Eygalières (13)- Réhabilitation d’un ancien mas en domaine AGRICOLE provençal

2021/2023

aménagements paysagers des 4 Ha de domaine

Diag / Esquisse -> Suivi de chantier / AOR

SURFACE : 4 Ha
EQUIPE DE MAÎTRISE D’OEUVRE :
TERRAM Paysage (Paysagiste DPLG & Urbaniste)
LMC architecture (Architecte DPLG)

La propriété, située sur la commune d’Eygalières, au Sud d’Avignon, est nichée en contrebas du massif des Alpilles sur son versant Nord. Implanté au cœur de la plaine de la Durance, non loin de la confluence avec le Rhône, le village se situe entre Orgon et Saint-Rémy-de-Provence et offre un cadre de vie typiquement campagnard où les paysages agricoles dominent. Les haies brise-vents et les réseaux de canaux gravitaires, des sections principales aux plus petites filioles, dessinent et structurent le territoire, véritable squelette au fonctionnement et à la distribution des différentes parcelles. Le site, à l’écart de l’urbanisation, bénéfice d’un cadre et d’un environnement privilégié, au calme, dans la plaine agricole d’Eygalières où la topographie très peu marquée est propice à l’implantation des cultures fourragères, céréalières, fruitières et maraichères.

Le village et la plaine d’Eygalières au Nord des Alpilles.

le site :

Les parcelles sont inscrites dans un tènement foncier de 4 hectares où la culture maraîchère et fourragère prédominaient autrefois. La présence du canal Septentrional des Alpines non loin de l’ancien mas a permis le développement de cultures irriguées à deux pas de cultures sèches traditionnelles à l’image de la vigne, du blé dur ou de l’olivier. Outre la diversification des cultures, ce patrimoine hydraulique ancestral offre une richesse et une biodiversité unique à ce territoire, répartissant via le réseau de canaux gravitaires les eaux récoltées sur l’Ubac des Alpilles. Le mas, ou l’ancienne ferme, n’est aujourd’hui plus qu’une ruine, seuls les murs tiennent encore debout et demeurent, avec les toitures parfois ajourées, les seuls éléments bâtis encore en place; le domaine n’étant plus cultivé ni habité depuis une quinzaine d’années.

Plan Phase AVP :

Les canaux et haies, véritables richesses pour le territoire et le site de projet, sont des piliers à la biodiversité locale et à la préservation de cette alternance de paysages de cultures irriguées ou sèches. Ces éléments fondamentaux ont servi de fer de lance et nous ont guidés tout au long de la conception du projet paysager.

La trame des canaux a ainsi été retracée, les haies brise-vents composées de cyprès et de peupliers encore en bon état sont conservées et complétées tandis que les cordons les plus sénescents sont reconstitués en favorisant des haies mixtes de biodiversité composées d’arbres et d’arbustes feuillus méditerranéens.
La structure générale du terrain a été respectée, redonnant une fonction à chacune des parcelles. Une vaste oliveraie côté entrée répond à un grand verger implanté au Sud d’une haie mixte de biodiversité alimentée en eau par une filiole elle-même créée de toute pièce.
Des alignements d’arbres structurants soulignent les principaux axes de déplacements véhicules et piétons tandis qu’un second réseau de cheminements parcourt l’ensemble de la propriété.

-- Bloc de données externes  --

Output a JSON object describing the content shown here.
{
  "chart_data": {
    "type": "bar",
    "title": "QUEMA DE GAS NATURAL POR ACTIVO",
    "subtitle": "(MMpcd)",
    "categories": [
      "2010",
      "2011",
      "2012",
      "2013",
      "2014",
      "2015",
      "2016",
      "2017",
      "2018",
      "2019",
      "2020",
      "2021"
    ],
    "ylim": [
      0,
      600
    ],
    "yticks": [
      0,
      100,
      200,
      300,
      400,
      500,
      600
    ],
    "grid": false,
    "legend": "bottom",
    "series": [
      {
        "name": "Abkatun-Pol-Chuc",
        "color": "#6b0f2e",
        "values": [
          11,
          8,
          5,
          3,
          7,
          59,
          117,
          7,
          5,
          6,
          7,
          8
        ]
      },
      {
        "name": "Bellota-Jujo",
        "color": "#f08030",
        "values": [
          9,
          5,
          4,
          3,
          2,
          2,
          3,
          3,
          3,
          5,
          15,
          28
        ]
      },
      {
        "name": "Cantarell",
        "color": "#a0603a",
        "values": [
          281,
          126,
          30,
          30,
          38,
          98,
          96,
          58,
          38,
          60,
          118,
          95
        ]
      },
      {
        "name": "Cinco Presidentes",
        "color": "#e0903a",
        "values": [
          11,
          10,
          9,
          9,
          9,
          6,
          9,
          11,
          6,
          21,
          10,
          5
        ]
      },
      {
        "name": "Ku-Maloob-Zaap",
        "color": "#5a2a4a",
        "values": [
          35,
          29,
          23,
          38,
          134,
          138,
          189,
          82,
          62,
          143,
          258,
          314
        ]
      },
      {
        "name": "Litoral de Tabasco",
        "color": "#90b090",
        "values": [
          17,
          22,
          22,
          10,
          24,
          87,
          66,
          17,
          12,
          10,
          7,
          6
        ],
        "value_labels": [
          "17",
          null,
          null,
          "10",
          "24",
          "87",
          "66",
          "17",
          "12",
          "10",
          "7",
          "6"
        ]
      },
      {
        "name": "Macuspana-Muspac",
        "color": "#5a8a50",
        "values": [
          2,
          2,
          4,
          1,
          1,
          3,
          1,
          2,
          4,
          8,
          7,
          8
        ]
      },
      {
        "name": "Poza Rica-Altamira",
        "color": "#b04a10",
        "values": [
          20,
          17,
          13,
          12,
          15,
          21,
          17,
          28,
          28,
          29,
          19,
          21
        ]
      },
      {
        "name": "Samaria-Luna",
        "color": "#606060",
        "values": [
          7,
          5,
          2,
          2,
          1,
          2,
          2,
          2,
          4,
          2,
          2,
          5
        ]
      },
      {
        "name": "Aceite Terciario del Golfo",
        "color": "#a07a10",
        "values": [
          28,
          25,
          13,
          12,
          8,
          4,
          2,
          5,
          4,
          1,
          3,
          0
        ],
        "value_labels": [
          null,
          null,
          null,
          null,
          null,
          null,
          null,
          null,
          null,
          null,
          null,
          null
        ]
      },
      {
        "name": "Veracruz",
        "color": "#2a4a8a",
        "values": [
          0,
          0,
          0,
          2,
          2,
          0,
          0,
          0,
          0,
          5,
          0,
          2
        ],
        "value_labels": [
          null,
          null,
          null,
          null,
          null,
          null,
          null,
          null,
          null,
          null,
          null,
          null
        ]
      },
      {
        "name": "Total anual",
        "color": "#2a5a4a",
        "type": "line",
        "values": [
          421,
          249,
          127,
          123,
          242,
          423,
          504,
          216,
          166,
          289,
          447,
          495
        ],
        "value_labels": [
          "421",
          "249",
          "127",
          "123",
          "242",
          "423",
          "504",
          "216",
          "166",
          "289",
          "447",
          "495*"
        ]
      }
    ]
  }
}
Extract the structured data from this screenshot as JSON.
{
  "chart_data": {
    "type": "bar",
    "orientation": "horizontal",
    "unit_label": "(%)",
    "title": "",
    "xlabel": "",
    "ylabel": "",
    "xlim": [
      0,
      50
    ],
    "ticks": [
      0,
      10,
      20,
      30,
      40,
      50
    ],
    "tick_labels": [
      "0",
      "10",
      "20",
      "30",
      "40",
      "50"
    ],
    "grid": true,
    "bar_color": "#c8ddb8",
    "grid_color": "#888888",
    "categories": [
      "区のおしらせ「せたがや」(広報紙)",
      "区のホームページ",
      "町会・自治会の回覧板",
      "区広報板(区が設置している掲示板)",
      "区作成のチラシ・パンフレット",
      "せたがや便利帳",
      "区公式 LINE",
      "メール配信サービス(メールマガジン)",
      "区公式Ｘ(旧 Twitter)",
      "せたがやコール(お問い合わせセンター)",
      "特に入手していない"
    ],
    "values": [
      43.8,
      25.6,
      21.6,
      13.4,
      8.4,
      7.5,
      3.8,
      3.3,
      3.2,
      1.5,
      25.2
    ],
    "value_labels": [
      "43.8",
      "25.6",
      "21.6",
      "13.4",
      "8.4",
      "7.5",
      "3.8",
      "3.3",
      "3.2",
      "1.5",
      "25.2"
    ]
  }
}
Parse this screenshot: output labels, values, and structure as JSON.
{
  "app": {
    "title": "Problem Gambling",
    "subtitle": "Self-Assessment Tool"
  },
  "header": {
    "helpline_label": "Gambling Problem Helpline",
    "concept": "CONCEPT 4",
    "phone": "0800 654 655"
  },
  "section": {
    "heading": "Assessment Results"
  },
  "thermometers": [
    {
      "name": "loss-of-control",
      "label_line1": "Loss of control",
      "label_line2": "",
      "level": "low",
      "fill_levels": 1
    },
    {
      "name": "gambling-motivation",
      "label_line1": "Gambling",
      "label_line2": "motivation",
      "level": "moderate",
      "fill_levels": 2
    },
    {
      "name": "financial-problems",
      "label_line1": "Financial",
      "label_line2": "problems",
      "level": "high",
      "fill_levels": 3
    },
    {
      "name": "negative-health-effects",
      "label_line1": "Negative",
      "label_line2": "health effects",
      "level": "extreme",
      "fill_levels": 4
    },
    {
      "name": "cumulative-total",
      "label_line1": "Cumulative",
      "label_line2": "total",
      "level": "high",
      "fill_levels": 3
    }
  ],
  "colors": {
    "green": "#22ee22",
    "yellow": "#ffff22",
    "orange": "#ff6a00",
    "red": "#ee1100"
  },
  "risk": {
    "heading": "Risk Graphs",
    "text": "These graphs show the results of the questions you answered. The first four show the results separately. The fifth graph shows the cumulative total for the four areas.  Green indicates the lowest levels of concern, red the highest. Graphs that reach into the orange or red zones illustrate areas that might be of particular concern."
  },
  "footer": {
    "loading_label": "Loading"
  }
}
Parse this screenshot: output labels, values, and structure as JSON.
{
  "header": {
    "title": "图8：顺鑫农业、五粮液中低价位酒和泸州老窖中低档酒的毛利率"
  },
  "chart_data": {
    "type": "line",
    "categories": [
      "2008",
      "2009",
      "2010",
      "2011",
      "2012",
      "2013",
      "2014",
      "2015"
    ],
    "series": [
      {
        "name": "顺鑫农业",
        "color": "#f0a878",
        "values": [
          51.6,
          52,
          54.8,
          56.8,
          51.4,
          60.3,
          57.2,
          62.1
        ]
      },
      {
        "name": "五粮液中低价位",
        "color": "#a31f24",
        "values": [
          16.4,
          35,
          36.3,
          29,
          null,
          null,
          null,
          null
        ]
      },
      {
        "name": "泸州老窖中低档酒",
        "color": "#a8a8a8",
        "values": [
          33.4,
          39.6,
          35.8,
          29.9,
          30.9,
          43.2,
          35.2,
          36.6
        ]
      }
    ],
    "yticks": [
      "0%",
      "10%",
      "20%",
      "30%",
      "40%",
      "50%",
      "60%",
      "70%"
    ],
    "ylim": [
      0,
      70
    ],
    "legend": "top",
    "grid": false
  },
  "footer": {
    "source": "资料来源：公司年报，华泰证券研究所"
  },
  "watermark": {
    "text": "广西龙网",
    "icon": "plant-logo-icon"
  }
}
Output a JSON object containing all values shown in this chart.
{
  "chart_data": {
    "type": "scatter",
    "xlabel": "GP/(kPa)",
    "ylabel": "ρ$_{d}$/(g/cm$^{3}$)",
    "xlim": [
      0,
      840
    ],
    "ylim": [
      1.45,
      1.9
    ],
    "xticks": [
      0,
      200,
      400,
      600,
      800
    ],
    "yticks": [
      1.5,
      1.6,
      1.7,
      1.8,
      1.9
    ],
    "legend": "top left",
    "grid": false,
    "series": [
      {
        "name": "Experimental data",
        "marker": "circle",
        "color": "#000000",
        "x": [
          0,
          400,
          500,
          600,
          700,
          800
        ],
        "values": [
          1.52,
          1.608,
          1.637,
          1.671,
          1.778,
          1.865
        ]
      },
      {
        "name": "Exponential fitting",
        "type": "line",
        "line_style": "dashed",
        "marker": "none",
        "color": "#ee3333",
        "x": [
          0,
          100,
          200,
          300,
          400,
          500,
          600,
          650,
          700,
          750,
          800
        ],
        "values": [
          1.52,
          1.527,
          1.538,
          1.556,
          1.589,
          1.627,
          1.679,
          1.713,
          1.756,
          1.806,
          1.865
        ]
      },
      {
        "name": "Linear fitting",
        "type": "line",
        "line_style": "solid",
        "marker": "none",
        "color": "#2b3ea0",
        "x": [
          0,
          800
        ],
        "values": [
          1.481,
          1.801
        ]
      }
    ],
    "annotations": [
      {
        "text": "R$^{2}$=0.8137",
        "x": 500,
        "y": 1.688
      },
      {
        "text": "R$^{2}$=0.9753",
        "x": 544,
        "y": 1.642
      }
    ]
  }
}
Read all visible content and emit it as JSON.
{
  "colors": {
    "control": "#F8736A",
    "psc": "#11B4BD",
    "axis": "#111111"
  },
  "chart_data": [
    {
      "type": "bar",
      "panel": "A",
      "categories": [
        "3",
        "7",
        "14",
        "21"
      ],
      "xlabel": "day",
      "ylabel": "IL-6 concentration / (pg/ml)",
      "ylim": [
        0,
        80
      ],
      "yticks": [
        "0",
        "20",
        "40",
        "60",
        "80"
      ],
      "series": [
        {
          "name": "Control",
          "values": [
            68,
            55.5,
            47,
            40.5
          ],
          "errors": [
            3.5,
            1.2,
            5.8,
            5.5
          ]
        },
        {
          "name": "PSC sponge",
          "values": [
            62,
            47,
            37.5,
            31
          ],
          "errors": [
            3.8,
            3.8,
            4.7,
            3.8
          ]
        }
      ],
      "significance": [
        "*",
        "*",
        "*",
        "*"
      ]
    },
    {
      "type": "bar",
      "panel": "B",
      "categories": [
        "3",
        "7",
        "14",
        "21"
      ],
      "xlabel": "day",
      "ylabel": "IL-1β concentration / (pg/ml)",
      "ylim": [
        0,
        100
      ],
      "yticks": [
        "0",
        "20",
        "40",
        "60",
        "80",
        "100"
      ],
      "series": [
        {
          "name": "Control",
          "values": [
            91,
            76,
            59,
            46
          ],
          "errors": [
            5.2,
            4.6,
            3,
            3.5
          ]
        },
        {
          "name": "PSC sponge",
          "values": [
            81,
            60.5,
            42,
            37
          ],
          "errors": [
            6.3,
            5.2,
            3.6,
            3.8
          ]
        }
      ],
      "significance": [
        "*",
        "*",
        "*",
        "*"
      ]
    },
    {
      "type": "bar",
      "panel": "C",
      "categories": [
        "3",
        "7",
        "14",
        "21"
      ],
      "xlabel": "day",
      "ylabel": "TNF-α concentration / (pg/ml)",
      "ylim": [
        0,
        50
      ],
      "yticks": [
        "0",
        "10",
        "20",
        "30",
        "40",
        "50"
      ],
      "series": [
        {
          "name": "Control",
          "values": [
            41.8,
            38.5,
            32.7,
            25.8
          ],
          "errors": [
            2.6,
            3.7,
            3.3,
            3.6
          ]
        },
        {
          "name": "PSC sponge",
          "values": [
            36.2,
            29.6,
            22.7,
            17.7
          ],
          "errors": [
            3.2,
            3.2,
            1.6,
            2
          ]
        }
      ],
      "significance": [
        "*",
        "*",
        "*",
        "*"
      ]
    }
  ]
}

Ces cheminements secondaires et tertiaires, à l’image des canaux gravitaires, relient tout à tour des espaces de convivialités tels que la piscine, le terrain de pétanque ou le coin brasero, des espaces purement agrémentaires à l’image du jardin sec et de la forêt méditerranéenne, et des espaces productifs tels que l’oliveraie, le verger ou le potager.

Perspectives Phase AVP :

Le respect de l’environnement, du passé agricole du site et du climat méditerranéen ont été des enjeux primordiaux dans l’élaboration du projet. Ainsi la palette végétale s’est voulue résolument locale et Provençale tandis que le projet mobilise des matériaux bruts et nobles tels que la pierre, le gravier, le bois, l’acier. L’intervention sur le site et la qualité d’aménagement sont graduées selon la proximité ou l’éloignement de la villa et des principaux lieux de convivialités, limitant l’implantation de massifs et de pelouses rustiques aux abords des espaces de vies. Un gradient végétal a ainsi été mis en place et l’usage récurrent de paillage ou de mélanges diversifiés et adaptés aussi bien pour les prairies non irriguées que pour les pelouses arrosées permet de diminuer l’entretien ou les quantités d’arrosage. Enfin, la réhabilitation et la reconnexion de la trame verte et bleue agricole du lieu à son territoire constitue un prolongement logique dans la valorisation et la conservation de ce réseau hydraulique gravitaire ancestral dans le paysage.